COVID-19 exacted a toll on health citizens’ mental health, worsening a public health challenge that was already acute before the pandemic.

It’s World Mental Health Day, an event marked by global and local stakeholders across the mental health ecosystem.

On the global front, the World Health Organization (WHO) describes the universal phenomenon and burden of mental health on the Earth’s people…

  • Nearly 1 billion people have a mental disorder
  • Depression is a leading cause of disability worldwide, impacting about 5% of the world’s population
  • People with severe mental disorders like schizophrenia tend to die as much as 20 years earlier than the overall population
  • One in every 100 deaths is by suicide, the fourth leading cause of death for young people aged 15-29 years.

And of course, the COVID-19 pandemic exacerbated the world’s mental health.

On the promising front,

  • There are available therapies, medications, and digital therapeutic combinations that successfully address the most common mental health conditions — notably, anxiety and depression
  • There is a solid return-on-investment (ROI) for anxiety and treatment measured in the US of $1 spent on these conditions yielding a $5 return (5:1 ROI)
  • For drug dependency in the U.S., there is an ROI of 7:1 for every $1 invested, reducing crime and criminal justice costs.

Still, as there are seemingly intractable disparities for physical health in the U.S. and much of the world, so, too, does mental health bear the burden of inequities.

As WHO notes, “the gap between demand for mental health services and supply remains substantial,” resulting from chronic under-investment over decades in mental health promotion, prevention, care, and continued stigma and discrimination.

Health Populi’s Hot Points:  This year’s theme for World Mental Health Day focuses on “Mental health in an unequal world.”

COVID-19 shined a blindingly bright light on inequalities in health and health care, and this blurred onto mental health care and access, as well.

Across the world, the impact of ethnicity and race, poverty and income inequality as well as job security, shaped how one person fared against the coronavirus compared with another who bore greater risks to the social determinants of health.

At least 75% of people with mental disorders living in low and middle-income nations are unable to access mental health services according to the World Federation for Mental Health.

That access challenge extends to low and middle-income communities in the U.S., too. Encouragingly, we’ve seen tele-mental health and therapy, along with digital therapeutics expanding for mental health in the U.S. and abroad, with more therapies under review for regulatory approval as well as clinical trials to bolster evidence and ROI cases.

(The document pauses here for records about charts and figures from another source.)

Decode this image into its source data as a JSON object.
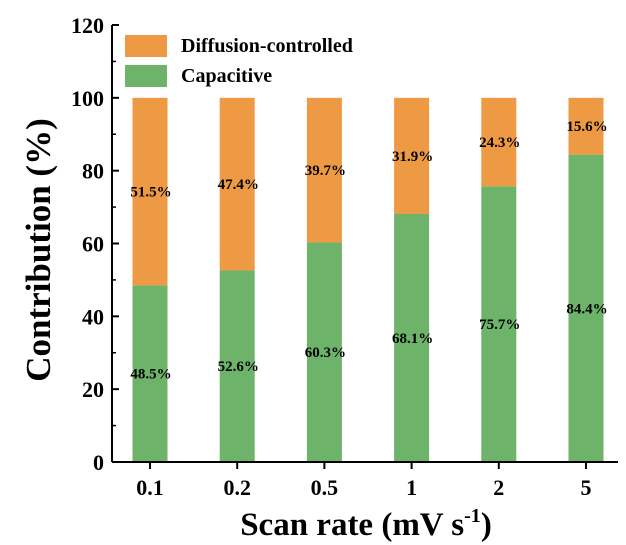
{
  "chart_data": {
    "type": "bar",
    "stacked": true,
    "xlabel": "Scan rate (mV s",
    "xlabel_sup": "-1",
    "xlabel_close": ")",
    "ylabel": "Contribution (%)",
    "ylim": [
      0,
      120
    ],
    "yticks": [
      0,
      20,
      40,
      60,
      80,
      100,
      120
    ],
    "categories": [
      "0.1",
      "0.2",
      "0.5",
      "1",
      "2",
      "5"
    ],
    "series": [
      {
        "name": "Capacitive",
        "color": "#6db36a",
        "values": [
          48.5,
          52.6,
          60.3,
          68.1,
          75.7,
          84.4
        ],
        "labels": [
          "48.5%",
          "52.6%",
          "60.3%",
          "68.1%",
          "75.7%",
          "84.4%"
        ]
      },
      {
        "name": "Diffusion-controlled",
        "color": "#ee9a45",
        "values": [
          51.5,
          47.4,
          39.7,
          31.9,
          24.3,
          15.6
        ],
        "labels": [
          "51.5%",
          "47.4%",
          "39.7%",
          "31.9%",
          "24.3%",
          "15.6%"
        ]
      }
    ],
    "legend": {
      "position": "top-left",
      "order": [
        "Diffusion-controlled",
        "Capacitive"
      ]
    },
    "grid": false
  }
}
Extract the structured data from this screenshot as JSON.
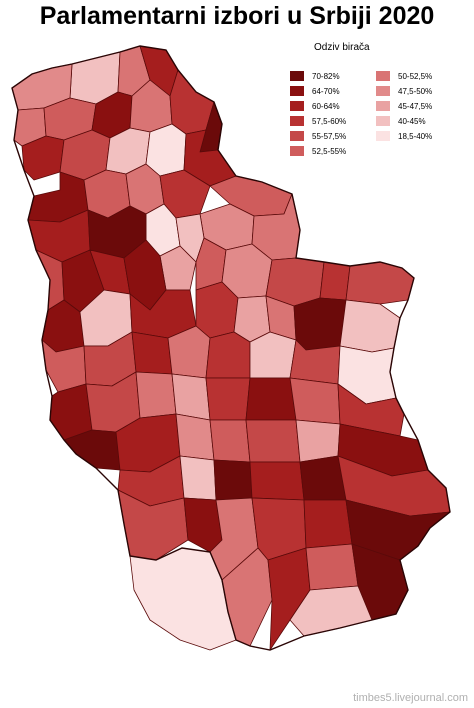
{
  "title": "Parlamentarni izbori u Srbiji 2020",
  "legend": {
    "title": "Odziv birača",
    "items": [
      {
        "label": "70-82%",
        "color": "#6b0a0a"
      },
      {
        "label": "64-70%",
        "color": "#8a1010"
      },
      {
        "label": "60-64%",
        "color": "#a51e1e"
      },
      {
        "label": "57,5-60%",
        "color": "#b83232"
      },
      {
        "label": "55-57,5%",
        "color": "#c44848"
      },
      {
        "label": "52,5-55%",
        "color": "#cf5c5c"
      },
      {
        "label": "50-52,5%",
        "color": "#d97474"
      },
      {
        "label": "47,5-50%",
        "color": "#e18a8a"
      },
      {
        "label": "45-47,5%",
        "color": "#e9a2a2"
      },
      {
        "label": "40-45%",
        "color": "#f2c0c0"
      },
      {
        "label": "18,5-40%",
        "color": "#fbe2e2"
      }
    ]
  },
  "credit": "timbes5.livejournal.com"
}
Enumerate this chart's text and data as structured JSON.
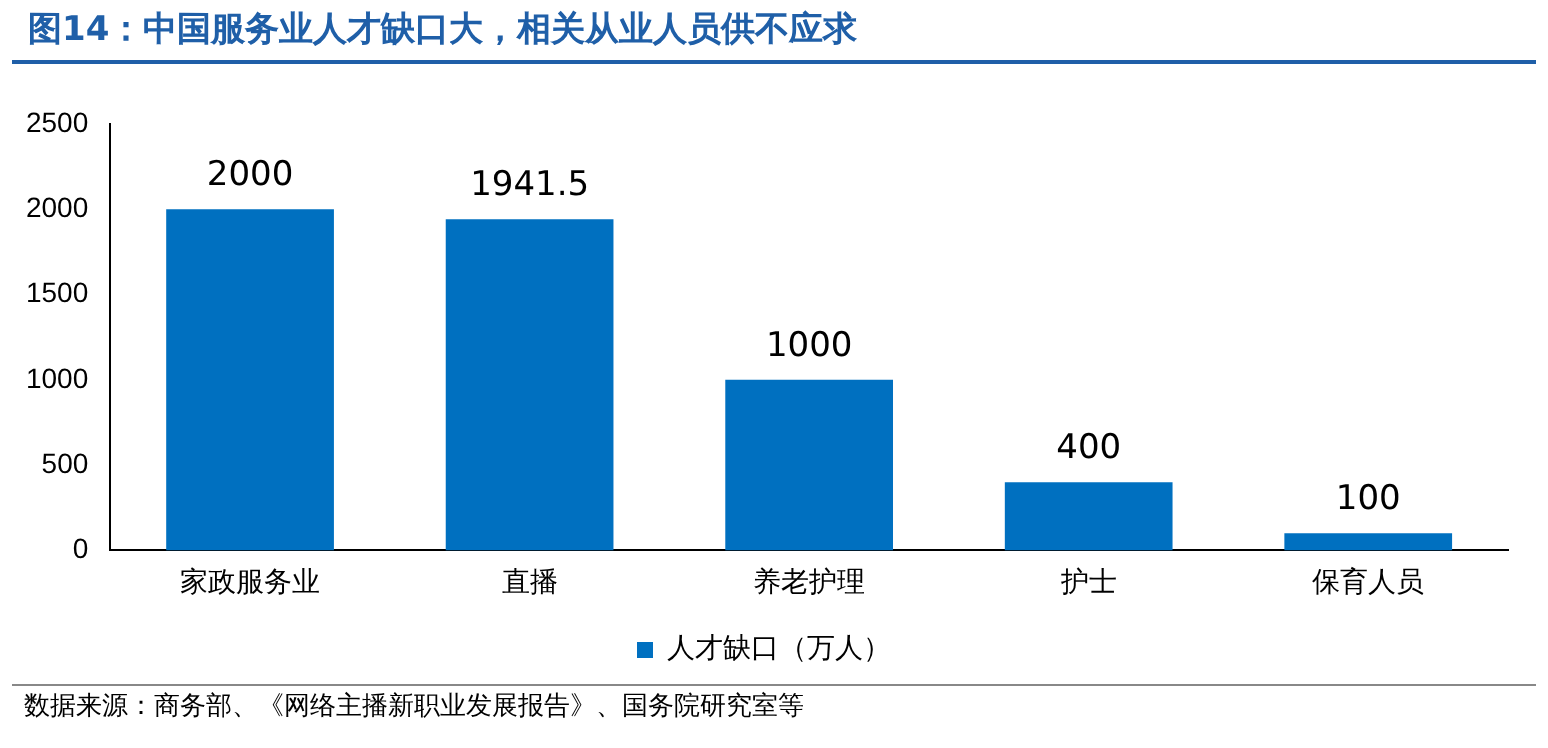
{
  "chart_data": {
    "type": "bar",
    "title": "图14：中国服务业人才缺口大，相关从业人员供不应求",
    "categories": [
      "家政服务业",
      "直播",
      "养老护理",
      "护士",
      "保育人员"
    ],
    "series": [
      {
        "name": "人才缺口（万人）",
        "color": "#0070c0",
        "values": [
          2000,
          1941.5,
          1000,
          400,
          100
        ]
      }
    ],
    "ylim": [
      0,
      2500
    ],
    "yticks": [
      0,
      500,
      1000,
      1500,
      2000,
      2500
    ],
    "grid": false,
    "legend": "bottom",
    "data_labels": true,
    "annotations": [
      "数据来源：商务部、《网络主播新职业发展报告》、国务院研究室等"
    ]
  }
}
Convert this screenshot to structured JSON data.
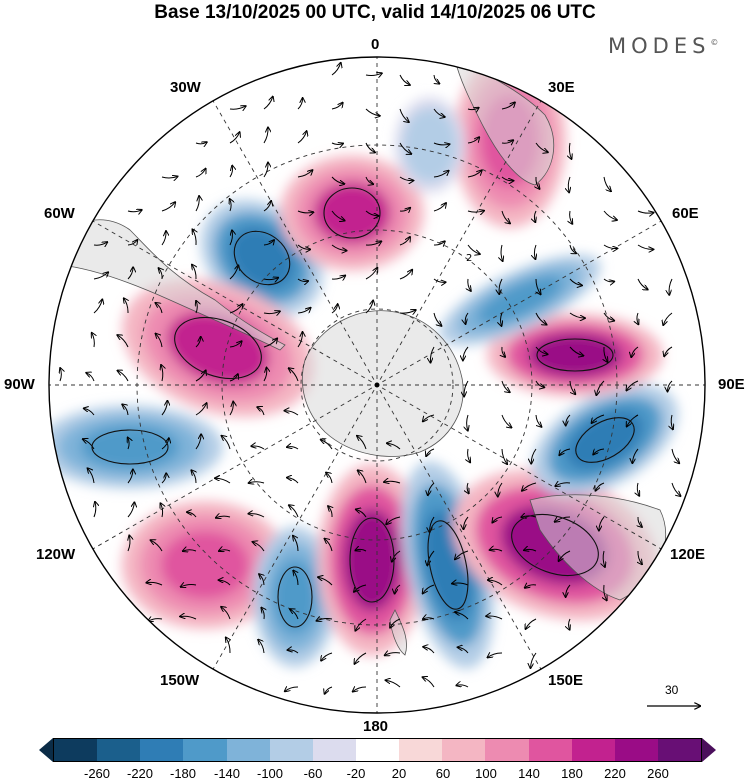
{
  "header": {
    "title": "Base 13/10/2025 00 UTC, valid 14/10/2025 06 UTC",
    "brand": "MODES",
    "brand_mark": "©"
  },
  "map": {
    "projection": "south-polar-stereographic",
    "longitude_labels": {
      "lon_0": "0",
      "lon_30e": "30E",
      "lon_60e": "60E",
      "lon_90e": "90E",
      "lon_120e": "120E",
      "lon_150e": "150E",
      "lon_180": "180",
      "lon_150w": "150W",
      "lon_120w": "120W",
      "lon_90w": "90W",
      "lon_60w": "60W",
      "lon_30w": "30W"
    },
    "reference_vector": {
      "label": "30"
    },
    "contour_label": "2"
  },
  "colorbar": {
    "colors": [
      "#0d3b5e",
      "#1b5f8c",
      "#2f7db5",
      "#4f9ac9",
      "#7fb3d9",
      "#b3cde6",
      "#dcdcee",
      "#ffffff",
      "#f8d8d8",
      "#f4b6c3",
      "#ed8bb1",
      "#e0559f",
      "#c2228f",
      "#9a0c86",
      "#680f75"
    ],
    "under_color": "#0b2c47",
    "over_color": "#4b0f5c",
    "ticks": {
      "t0": "-260",
      "t1": "-220",
      "t2": "-180",
      "t3": "-140",
      "t4": "-100",
      "t5": "-60",
      "t6": "-20",
      "t7": "20",
      "t8": "60",
      "t9": "100",
      "t10": "140",
      "t11": "180",
      "t12": "220",
      "t13": "260"
    }
  },
  "anomaly_centers": [
    {
      "id": "sw-low-60w",
      "value": -220
    },
    {
      "id": "high-30w",
      "value": 180
    },
    {
      "id": "high-70w",
      "value": 180
    },
    {
      "id": "low-100w",
      "value": -180
    },
    {
      "id": "high-130w",
      "value": 140
    },
    {
      "id": "low-155w",
      "value": -180
    },
    {
      "id": "high-170e",
      "value": 220
    },
    {
      "id": "low-160e",
      "value": -220
    },
    {
      "id": "high-130e",
      "value": 220
    },
    {
      "id": "low-100e",
      "value": -220
    },
    {
      "id": "high-75e",
      "value": 220
    },
    {
      "id": "low-60e",
      "value": -180
    },
    {
      "id": "high-30e",
      "value": 140
    },
    {
      "id": "low-10w",
      "value": -100
    }
  ]
}
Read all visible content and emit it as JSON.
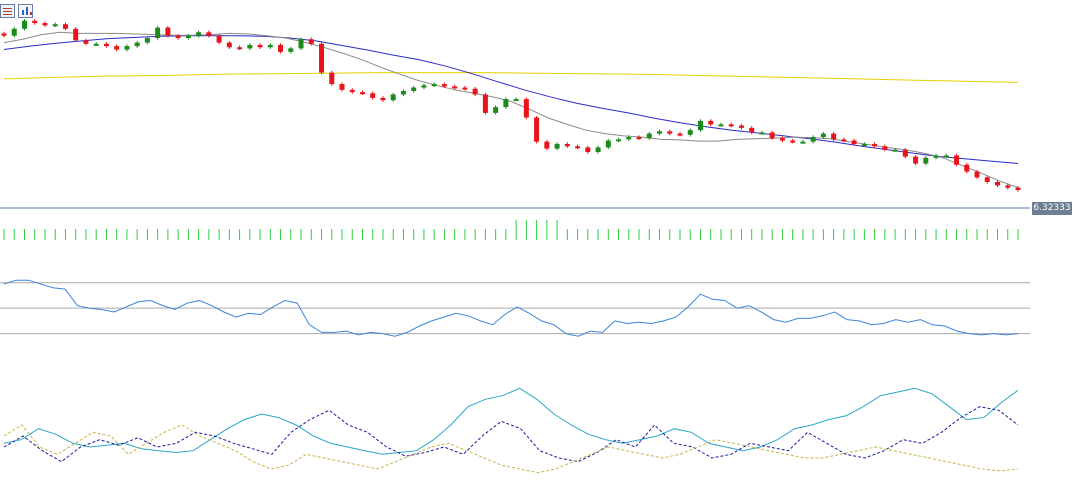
{
  "toolbar": {
    "icons": [
      "table-view-icon",
      "chart-view-icon"
    ]
  },
  "colors": {
    "bull": "#1a8c1a",
    "bear": "#e8141b",
    "ma_fast": "#8a8a8a",
    "ma_mid": "#2b2bc7",
    "ma_slow": "#e6d200",
    "volume": "#2ecc40",
    "oscillator": "#3a86d9",
    "adx": "#2aa6c8",
    "di_plus": "#c9b24a",
    "di_minus": "#1a1a9c",
    "level": "#aaaaaa"
  },
  "chart_data": [
    {
      "type": "candlestick",
      "current_price_label": "6.32333",
      "ylim": [
        6.3,
        6.63
      ],
      "close": [
        6.594,
        6.606,
        6.62,
        6.616,
        6.612,
        6.614,
        6.606,
        6.586,
        6.58,
        6.58,
        6.576,
        6.57,
        6.576,
        6.582,
        6.59,
        6.608,
        6.594,
        6.59,
        6.594,
        6.6,
        6.594,
        6.582,
        6.574,
        6.572,
        6.578,
        6.574,
        6.578,
        6.566,
        6.572,
        6.588,
        6.58,
        6.53,
        6.51,
        6.5,
        6.496,
        6.494,
        6.486,
        6.482,
        6.492,
        6.498,
        6.504,
        6.508,
        6.51,
        6.506,
        6.504,
        6.502,
        6.492,
        6.46,
        6.47,
        6.484,
        6.484,
        6.452,
        6.41,
        6.398,
        6.406,
        6.402,
        6.4,
        6.392,
        6.4,
        6.412,
        6.414,
        6.418,
        6.416,
        6.424,
        6.428,
        6.424,
        6.422,
        6.43,
        6.446,
        6.44,
        6.44,
        6.438,
        6.434,
        6.426,
        6.426,
        6.416,
        6.412,
        6.41,
        6.41,
        6.418,
        6.424,
        6.414,
        6.412,
        6.406,
        6.406,
        6.402,
        6.396,
        6.396,
        6.384,
        6.372,
        6.382,
        6.386,
        6.386,
        6.37,
        6.358,
        6.348,
        6.34,
        6.334,
        6.33,
        6.326
      ],
      "ma_fast": [
        6.582,
        6.588,
        6.596,
        6.6,
        6.598,
        6.598,
        6.598,
        6.597,
        6.596,
        6.595,
        6.595,
        6.596,
        6.598,
        6.597,
        6.594,
        6.59,
        6.583,
        6.574,
        6.564,
        6.553,
        6.54,
        6.528,
        6.517,
        6.508,
        6.5,
        6.494,
        6.488,
        6.48,
        6.466,
        6.451,
        6.44,
        6.43,
        6.424,
        6.42,
        6.418,
        6.414,
        6.413,
        6.411,
        6.411,
        6.414,
        6.415,
        6.416,
        6.418,
        6.417,
        6.415,
        6.41,
        6.405,
        6.4,
        6.396,
        6.39,
        6.382,
        6.369,
        6.356,
        6.342,
        6.33
      ],
      "ma_mid": [
        6.57,
        6.576,
        6.581,
        6.585,
        6.589,
        6.591,
        6.593,
        6.594,
        6.594,
        6.594,
        6.593,
        6.59,
        6.585,
        6.577,
        6.569,
        6.56,
        6.552,
        6.541,
        6.528,
        6.514,
        6.5,
        6.488,
        6.477,
        6.468,
        6.46,
        6.451,
        6.443,
        6.436,
        6.43,
        6.425,
        6.42,
        6.415,
        6.409,
        6.402,
        6.396,
        6.39,
        6.384,
        6.38,
        6.376,
        6.372
      ],
      "ma_slow": [
        6.519,
        6.522,
        6.524,
        6.525,
        6.527,
        6.528,
        6.529,
        6.53,
        6.53,
        6.53,
        6.529,
        6.528,
        6.527,
        6.525,
        6.523,
        6.521,
        6.519,
        6.517,
        6.515,
        6.513
      ],
      "volume_label": ""
    },
    {
      "type": "line",
      "name": "",
      "levels": [
        70,
        50,
        30
      ],
      "ylim": [
        25,
        80
      ],
      "values": [
        69,
        72,
        72,
        69,
        66,
        65,
        52,
        50,
        49,
        47,
        51,
        55,
        56,
        52,
        49,
        54,
        56,
        52,
        47,
        43,
        46,
        45,
        51,
        56,
        54,
        37,
        31,
        31,
        32,
        29,
        31,
        30,
        28,
        31,
        36,
        40,
        43,
        46,
        44,
        40,
        37,
        45,
        51,
        46,
        40,
        37,
        30,
        28,
        32,
        31,
        40,
        38,
        39,
        38,
        40,
        43,
        51,
        61,
        57,
        56,
        50,
        52,
        47,
        41,
        39,
        42,
        42,
        44,
        47,
        41,
        40,
        37,
        38,
        41,
        39,
        41,
        37,
        36,
        32,
        30,
        29,
        30,
        29,
        30
      ],
      "xlabel": "",
      "ylabel": ""
    },
    {
      "type": "line",
      "name": "",
      "ylim": [
        0,
        60
      ],
      "series": [
        {
          "name": "",
          "values": [
            20,
            22,
            28,
            25,
            20,
            18,
            19,
            20,
            17,
            16,
            15,
            16,
            22,
            28,
            33,
            36,
            34,
            30,
            24,
            20,
            18,
            16,
            14,
            15,
            16,
            22,
            30,
            40,
            44,
            46,
            50,
            44,
            36,
            30,
            25,
            22,
            20,
            22,
            24,
            28,
            26,
            20,
            18,
            16,
            18,
            22,
            28,
            30,
            33,
            35,
            40,
            46,
            48,
            50,
            47,
            40,
            33,
            34,
            42,
            49
          ]
        },
        {
          "name": "",
          "values": [
            18,
            24,
            16,
            10,
            18,
            22,
            19,
            23,
            18,
            20,
            26,
            24,
            20,
            17,
            14,
            26,
            33,
            38,
            30,
            26,
            18,
            13,
            15,
            18,
            14,
            24,
            32,
            28,
            16,
            12,
            10,
            15,
            22,
            18,
            30,
            20,
            18,
            12,
            14,
            20,
            18,
            16,
            26,
            20,
            14,
            12,
            16,
            22,
            20,
            26,
            34,
            40,
            38,
            30
          ]
        },
        {
          "name": "",
          "values": [
            24,
            30,
            18,
            14,
            20,
            26,
            24,
            14,
            20,
            26,
            30,
            24,
            20,
            16,
            10,
            6,
            8,
            14,
            12,
            10,
            8,
            6,
            10,
            14,
            18,
            20,
            16,
            12,
            8,
            6,
            4,
            6,
            10,
            14,
            18,
            16,
            14,
            12,
            14,
            18,
            22,
            20,
            18,
            16,
            14,
            12,
            12,
            14,
            16,
            18,
            16,
            14,
            12,
            10,
            8,
            6,
            5,
            6
          ]
        }
      ],
      "xlabel": "",
      "ylabel": ""
    }
  ]
}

There is no health without mental health, Surgeon General Dr. David Satcher asserted working with President Bill Clinton and President George W. Bush. Dr. Satcher was a pioneering Civil Rights leader, especially for public health for all health citizens. He knew the power of integrating mental health in the context of overall health, and the role of socioeconomic factors and adverse childhood events both academically and first-hand as a child barely surviving whooping cough.

Dr. Ruth Shim wrote about mental health inequities in the context of COVID-19 in JAMA in September 2020,

The emergence of COVID-19 has brought renewed attention to disparities and inequities in health outcomes that exist for US residents who are most commonly oppressed and marginalized in US society. These inequities in outcomes are persistent across many conditions but are particularly salient when considering mental illnesses and substance use disorders. Ample data support the understanding that the social determinants of health and mental health are most responsible for health disparities and inequities…[and] how these social determinants of mental health are associated with inequities in the incidence and prevalence of depression in the context of the COVID-19 pandemic.

Chronic under-investments in mental health can be addressed by,

  • Embedding mental and behavioral health questions into the primary care visit
  • Expanding health citizens’ access to broadband connectivity and evidence-based, well-designed health apps for cognitive behavioral therapy
  • Ensuring access to services through parity in mental health coverage and payment, especially for long-underserved populations (say, in Medicaid programs)
  • Funding clinical trials to build the evidence base for mental and behavioral health therapies
  • Continuing to break down the stigma associated with mental health conditions and seeking care to treat them, and
  • Nurturing a civil society that bolsters community, kindness, and respect.

There is no health without mental health.